Dans sept communes drômoises, 22 sangliers trouvés morts auraient été victimes de la bactérie tueuse apparue pour la première fois en Ardèche chez des sangliers, (« fortes suspicions » pour la Drôme selon les scientifiques de l’ONCFS).

La date réelle de découverte dans la Drôme des premiers cas est aujourd’hui sujet de polémique. En effet, dans son communiqué daté du 17 septembre 2018, le président de la FDC 26 situe l’origine de l’épisode à la première quinzaine de septembre : « Sur le GGC15, une dizaine de cadavres de sangliers a été retrouvée depuis une quinzaine de jours (semaines 36 et 37) », affirme-t-il. Or, l’enquête du Dauphiné Libéré situera dans un premier temps cette découverte « début août » (éditions du 3 octobre).
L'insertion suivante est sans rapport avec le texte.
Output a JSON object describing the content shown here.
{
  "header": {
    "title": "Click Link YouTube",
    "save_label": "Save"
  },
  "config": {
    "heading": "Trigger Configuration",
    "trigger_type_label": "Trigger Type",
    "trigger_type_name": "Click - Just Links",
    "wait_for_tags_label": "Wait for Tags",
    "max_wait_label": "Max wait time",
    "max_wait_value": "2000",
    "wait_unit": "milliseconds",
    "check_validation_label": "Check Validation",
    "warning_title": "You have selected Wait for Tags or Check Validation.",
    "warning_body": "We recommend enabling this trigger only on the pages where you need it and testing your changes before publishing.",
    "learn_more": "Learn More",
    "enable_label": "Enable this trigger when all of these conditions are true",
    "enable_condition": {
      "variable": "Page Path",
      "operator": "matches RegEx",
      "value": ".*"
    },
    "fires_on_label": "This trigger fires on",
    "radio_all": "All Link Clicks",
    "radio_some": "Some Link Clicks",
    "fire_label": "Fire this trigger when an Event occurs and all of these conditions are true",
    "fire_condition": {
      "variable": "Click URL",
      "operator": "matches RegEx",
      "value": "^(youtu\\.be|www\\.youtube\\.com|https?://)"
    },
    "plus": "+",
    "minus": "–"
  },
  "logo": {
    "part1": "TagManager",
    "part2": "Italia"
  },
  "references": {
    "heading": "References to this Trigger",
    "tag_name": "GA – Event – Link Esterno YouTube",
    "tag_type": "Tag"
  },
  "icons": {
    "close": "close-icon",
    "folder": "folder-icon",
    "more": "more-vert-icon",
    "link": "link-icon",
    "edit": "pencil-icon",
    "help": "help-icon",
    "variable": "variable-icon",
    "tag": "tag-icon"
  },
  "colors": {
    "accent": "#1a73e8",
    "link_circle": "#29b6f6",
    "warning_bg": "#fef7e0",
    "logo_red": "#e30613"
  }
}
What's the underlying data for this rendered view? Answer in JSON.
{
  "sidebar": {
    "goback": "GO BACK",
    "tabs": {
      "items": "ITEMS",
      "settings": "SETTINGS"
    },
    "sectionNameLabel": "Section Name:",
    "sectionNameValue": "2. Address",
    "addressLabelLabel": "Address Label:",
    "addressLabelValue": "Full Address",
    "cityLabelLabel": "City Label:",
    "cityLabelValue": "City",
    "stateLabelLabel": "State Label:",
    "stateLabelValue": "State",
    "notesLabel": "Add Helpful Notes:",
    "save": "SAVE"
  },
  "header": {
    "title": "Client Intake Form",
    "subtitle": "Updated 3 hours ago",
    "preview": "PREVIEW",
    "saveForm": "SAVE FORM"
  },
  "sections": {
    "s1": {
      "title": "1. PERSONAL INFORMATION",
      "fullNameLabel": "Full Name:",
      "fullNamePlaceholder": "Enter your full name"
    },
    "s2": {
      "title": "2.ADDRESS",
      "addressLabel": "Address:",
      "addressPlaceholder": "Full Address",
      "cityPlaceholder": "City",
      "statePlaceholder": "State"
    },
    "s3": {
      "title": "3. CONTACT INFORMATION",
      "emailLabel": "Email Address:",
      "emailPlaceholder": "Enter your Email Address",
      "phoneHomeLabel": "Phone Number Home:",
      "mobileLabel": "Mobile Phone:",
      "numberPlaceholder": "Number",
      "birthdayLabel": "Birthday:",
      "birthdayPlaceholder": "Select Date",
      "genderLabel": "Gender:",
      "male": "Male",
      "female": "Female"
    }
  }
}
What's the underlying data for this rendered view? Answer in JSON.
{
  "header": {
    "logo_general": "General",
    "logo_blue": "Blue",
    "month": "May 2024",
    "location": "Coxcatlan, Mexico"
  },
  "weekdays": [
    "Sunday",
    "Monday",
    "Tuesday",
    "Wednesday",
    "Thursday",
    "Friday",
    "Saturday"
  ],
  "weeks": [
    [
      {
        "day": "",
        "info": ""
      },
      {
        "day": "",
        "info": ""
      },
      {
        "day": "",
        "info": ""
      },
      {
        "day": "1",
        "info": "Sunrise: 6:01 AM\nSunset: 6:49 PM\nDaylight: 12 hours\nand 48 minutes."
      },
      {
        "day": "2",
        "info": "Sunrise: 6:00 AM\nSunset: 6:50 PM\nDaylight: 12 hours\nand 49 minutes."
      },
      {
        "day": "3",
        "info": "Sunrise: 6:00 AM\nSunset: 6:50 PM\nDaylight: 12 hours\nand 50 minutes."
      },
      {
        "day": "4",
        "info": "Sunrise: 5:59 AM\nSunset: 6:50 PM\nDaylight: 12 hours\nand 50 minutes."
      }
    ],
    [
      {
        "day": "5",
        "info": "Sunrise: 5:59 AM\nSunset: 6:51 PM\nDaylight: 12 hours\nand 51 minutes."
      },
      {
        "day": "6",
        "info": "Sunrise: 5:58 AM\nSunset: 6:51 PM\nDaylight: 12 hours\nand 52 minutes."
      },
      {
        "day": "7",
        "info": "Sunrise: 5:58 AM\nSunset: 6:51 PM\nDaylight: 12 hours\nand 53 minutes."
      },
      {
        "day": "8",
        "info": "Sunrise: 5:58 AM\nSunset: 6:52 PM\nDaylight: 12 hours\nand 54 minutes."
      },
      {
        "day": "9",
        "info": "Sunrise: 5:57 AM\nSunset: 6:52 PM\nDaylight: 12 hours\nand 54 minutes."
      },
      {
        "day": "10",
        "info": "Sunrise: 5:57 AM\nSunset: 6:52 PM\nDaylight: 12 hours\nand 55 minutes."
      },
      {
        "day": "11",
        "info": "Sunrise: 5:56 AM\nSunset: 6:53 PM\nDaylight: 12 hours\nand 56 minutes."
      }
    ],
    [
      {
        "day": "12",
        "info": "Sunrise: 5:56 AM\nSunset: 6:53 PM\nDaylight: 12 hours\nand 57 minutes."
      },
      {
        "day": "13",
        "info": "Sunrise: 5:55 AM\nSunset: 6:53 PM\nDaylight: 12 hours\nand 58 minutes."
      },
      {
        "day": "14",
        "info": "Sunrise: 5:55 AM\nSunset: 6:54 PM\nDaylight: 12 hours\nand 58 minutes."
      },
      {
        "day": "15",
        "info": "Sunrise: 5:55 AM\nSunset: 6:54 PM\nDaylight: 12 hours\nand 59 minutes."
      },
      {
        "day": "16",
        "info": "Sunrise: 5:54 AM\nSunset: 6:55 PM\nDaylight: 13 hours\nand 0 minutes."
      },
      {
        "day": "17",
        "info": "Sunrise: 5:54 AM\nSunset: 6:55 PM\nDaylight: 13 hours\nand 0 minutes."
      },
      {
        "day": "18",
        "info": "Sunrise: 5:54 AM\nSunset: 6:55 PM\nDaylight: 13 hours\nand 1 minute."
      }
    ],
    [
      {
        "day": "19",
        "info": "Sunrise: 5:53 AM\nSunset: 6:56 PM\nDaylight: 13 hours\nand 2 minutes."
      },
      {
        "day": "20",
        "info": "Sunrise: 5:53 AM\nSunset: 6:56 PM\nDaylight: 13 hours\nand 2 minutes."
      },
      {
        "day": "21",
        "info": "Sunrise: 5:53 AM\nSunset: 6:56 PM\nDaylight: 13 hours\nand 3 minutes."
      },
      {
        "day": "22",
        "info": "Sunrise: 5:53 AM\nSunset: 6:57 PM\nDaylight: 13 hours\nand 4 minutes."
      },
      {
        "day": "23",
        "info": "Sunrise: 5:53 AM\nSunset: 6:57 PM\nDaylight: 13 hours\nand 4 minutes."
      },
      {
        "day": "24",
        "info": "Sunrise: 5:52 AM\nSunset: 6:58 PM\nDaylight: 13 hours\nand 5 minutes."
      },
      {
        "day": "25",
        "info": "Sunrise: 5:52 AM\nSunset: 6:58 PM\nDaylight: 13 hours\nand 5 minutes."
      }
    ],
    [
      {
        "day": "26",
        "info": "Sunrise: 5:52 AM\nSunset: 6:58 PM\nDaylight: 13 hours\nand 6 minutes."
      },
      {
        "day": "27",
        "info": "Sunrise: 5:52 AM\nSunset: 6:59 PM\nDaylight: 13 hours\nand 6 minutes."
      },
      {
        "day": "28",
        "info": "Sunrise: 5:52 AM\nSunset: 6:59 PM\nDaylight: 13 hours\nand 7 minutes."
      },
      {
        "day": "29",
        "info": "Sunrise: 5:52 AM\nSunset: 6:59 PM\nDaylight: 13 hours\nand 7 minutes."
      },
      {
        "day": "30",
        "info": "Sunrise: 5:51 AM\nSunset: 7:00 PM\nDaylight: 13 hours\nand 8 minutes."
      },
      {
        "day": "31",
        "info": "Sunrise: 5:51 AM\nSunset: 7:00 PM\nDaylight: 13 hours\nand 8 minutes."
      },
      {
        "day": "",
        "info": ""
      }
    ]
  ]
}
Puis, après avoir assisté à la conférence de presse donnée le 18 octobre au siège de la FDC 26 en présence de la responsable scientifique du réseau Sagir de surveillance sanitaire de la faune sauvage (ONCFS), des services départementaux de l’Etat, le quotidien régional (éditions du 19 octobre) fait finalement remonter le début de l’épisode des « 22 sangliers retrouvés morts sur le Groupement de Gestion Cynégétique 15 » à la date précise du « 10 juillet », ce qui fait quand même près de deux mois d’écart …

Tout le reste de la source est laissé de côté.